Citing Commissioners may cite Players for an act(s) of foul play where such act(s) may have been detected by the referee or assistant referee and which may have been the subject of referee action. A Citing Commissioner may not cite a Player for an act(s) of Foul Play in respect of which the Player has been Ordered Off save where the Ordering Off is as a result of two yellow cards. A Player in that situation may also be cited for the act(s) of Foul Play which resulted in either or both yellow card(s).

Citing Commissioners may cite a Player if he has been Temporarily Suspended (Yellow card). Such citing may be made in respect of the incident(s) for which the Player was Temporarily Suspended or otherwise. A citing complaint by a Citing Commissioner
must be sent in writing to the nominated officer of the Host Union or Tournament Organiser responsible for the Match in which the incident that is the subject of the citing complaint occurred within ordinarily a minimum of 12 hours and no later than a
maximum of 48 hours of the conclusion of the Match.

Teams may bring offences to the attention of the citing commissioner for review. The citing commissioner may cite a player even if the referee has already dealt with the issue (except where the player has been Ordered Off).
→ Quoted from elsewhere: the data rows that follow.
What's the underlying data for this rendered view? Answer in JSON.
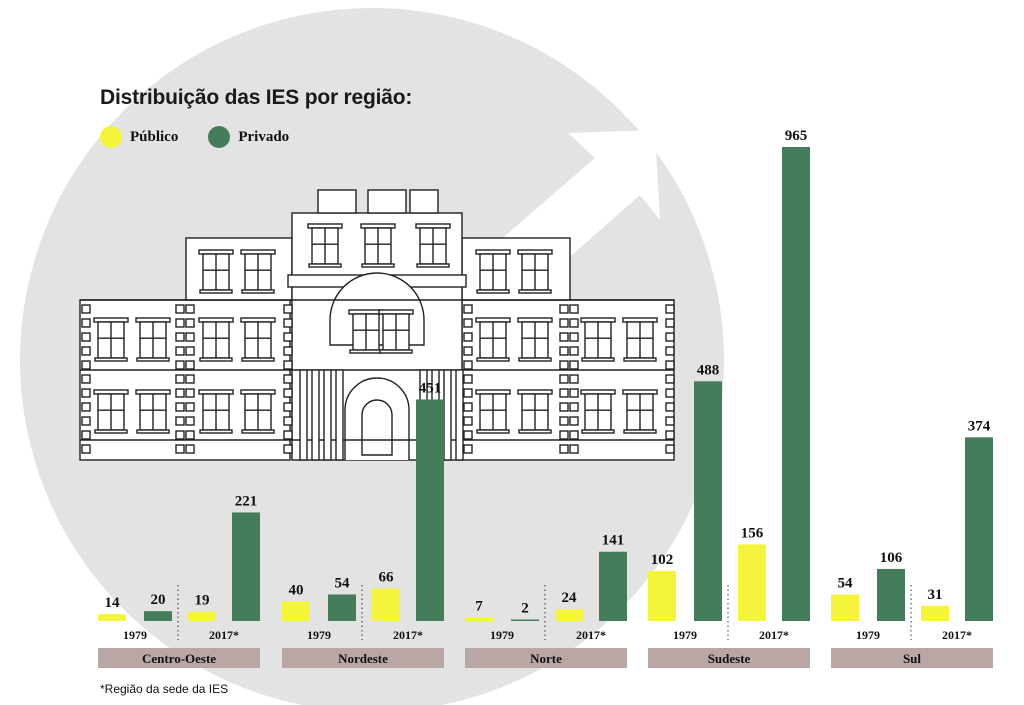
{
  "title": "Distribuição das IES por região:",
  "legend": {
    "public_label": "Público",
    "private_label": "Privado"
  },
  "footnote": "*Região da sede da IES",
  "colors": {
    "public": "#f4f53a",
    "private": "#457c59",
    "region_band": "#b9a7a6",
    "circle": "#e3e3e3",
    "building_stroke": "#222222"
  },
  "illustration": {
    "building-icon": "building-icon",
    "arrow": "up-right-arrow-icon"
  },
  "chart_data": {
    "type": "bar",
    "title": "Distribuição das IES por região:",
    "series_names": [
      "Público",
      "Privado"
    ],
    "year_labels": [
      "1979",
      "2017*"
    ],
    "regions": [
      {
        "name": "Centro-Oeste",
        "years": [
          {
            "label": "1979",
            "public": 14,
            "private": 20
          },
          {
            "label": "2017*",
            "public": 19,
            "private": 221
          }
        ]
      },
      {
        "name": "Nordeste",
        "years": [
          {
            "label": "1979",
            "public": 40,
            "private": 54
          },
          {
            "label": "2017*",
            "public": 66,
            "private": 451
          }
        ]
      },
      {
        "name": "Norte",
        "years": [
          {
            "label": "1979",
            "public": 7,
            "private": 2
          },
          {
            "label": "2017*",
            "public": 24,
            "private": 141
          }
        ]
      },
      {
        "name": "Sudeste",
        "years": [
          {
            "label": "1979",
            "public": 102,
            "private": 488
          },
          {
            "label": "2017*",
            "public": 156,
            "private": 965
          }
        ]
      },
      {
        "name": "Sul",
        "years": [
          {
            "label": "1979",
            "public": 54,
            "private": 106
          },
          {
            "label": "2017*",
            "public": 31,
            "private": 374
          }
        ]
      }
    ],
    "ylim": [
      0,
      1000
    ],
    "grid": false,
    "legend_position": "top-left"
  }
}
Where there is no Citing Commissioner appointed, each team participating in a Match, or any of its authorised officials, or its Union, may cite:
(i) a Player(s) for an act(s) of alleged Foul Play committed during that Match provided that such act(s) have not been detected by the Match Officials;
(ii) a Player for more than one incident of alleged Foul Play in the same Match; and
(iii) more than one Player in any Match. 
Citing complaints must be notified within 48 hours of the conclusion of the match

A player who is cited is called to a hearing to show cause why he should not be treated as having been sent off for the alleged offence. The player is entitled to be represented. The hearing usually takes place before three independent persons nominated by the union or the competition organizer, and is generally convened within a week of the match in question. If the offence is proven, the panel issues a penalty, usually in the form of a suspension for a number of weeks.